I imagine at some point, there will be additional functionality added to this tool, but I think that this will be a good place to start.

–TR

2 thoughts on “MarcEdit Update

  1. What’s your experience with 020$z and 022$z? “cancelled/invalid”. My experience is that this can often contain a _wrong_ ISBN/ISSN for the item in hand, that actually belongs to a _different_, and entirely unrelated, record. It’s basically just a marker of a historical error, sort of a ‘log’ line. So fetching classification on that $z might get you classification belonging to a different record.

    On the other hand, catalogers have (inexplicably to me, since it creates such a mess) started putting “alternate format” ISBN/ISSN there too, like the print ISBN on a record for an e-book.

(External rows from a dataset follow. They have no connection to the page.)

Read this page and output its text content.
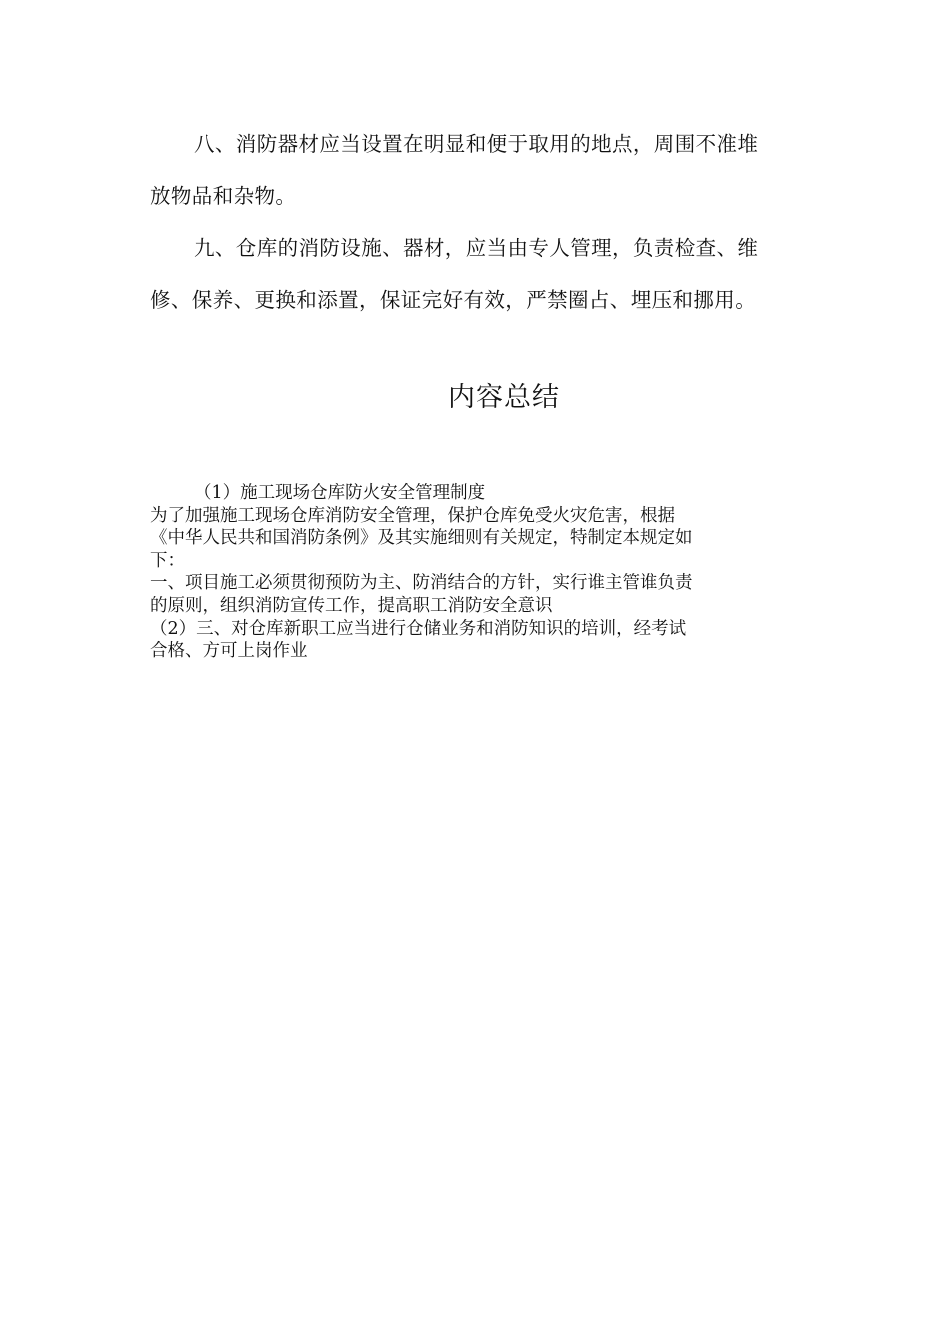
八、消防器材应当设置在明显和便于取用的地点，周围不准堆
放物品和杂物。

九、仓库的消防设施、器材，应当由专人管理，负责检查、维
修、保养、更换和添置，保证完好有效，严禁圈占、埋压和挪用。

内容总结
（1）施工现场仓库防火安全管理制度
为了加强施工现场仓库消防安全管理，保护仓库免受火灾危害，根据
《中华人民共和国消防条例》及其实施细则有关规定，特制定本规定如
下：
一、项目施工必须贯彻预防为主、防消结合的方针，实行谁主管谁负责
的原则，组织消防宣传工作，提高职工消防安全意识
（2）三、对仓库新职工应当进行仓储业务和消防知识的培训，经考试
合格、方可上岗作业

So it can _sometimes_ include an ISBN which represents the same work, and thus for which fetching classification on the $z would give you a correct answer.

    But without being able to tell if it’s an identifier for an alternate work, or an identifier for a completely unrelated “incorrect/invalid” record, I generally try to avoid fetching or matching on the $z, thinking it’s better to miss out on some matches then to get a lot of unavoidable false matches. If catalogers want this info to be useful, they have to encode it differently, not put a valid alternate format identifier in a field also used for (and officially labelled as) “incorrect/invalid” data.

    But I’m curious if you’ve had different experience, and perhaps the problems I worry about don’t happen as much in practice? (I have definitely encountered isolated specific examples of actual invalid/incorrect ISBNs creating false matches when matching on these $z’s, but haven’t tried to survey a sample).

  2. Jonathan,

    I actually had some of the same thoughts with the $z in the 020. Being someone that had the opportunity to work as a cataloger for a number of years, my initial inclination was to keep the $z out of any process used for records identification. However, as I worked on developing this process, I spoke to a number of different catalogers that would make real world use of this function and there was near universal agreement that the $z be utilized as a the match of last resort. So, that’s how it works. MarcEdit will look at all other data first and failing that, will then utilize the $z if present to attempt to find a valid match point.

    –TR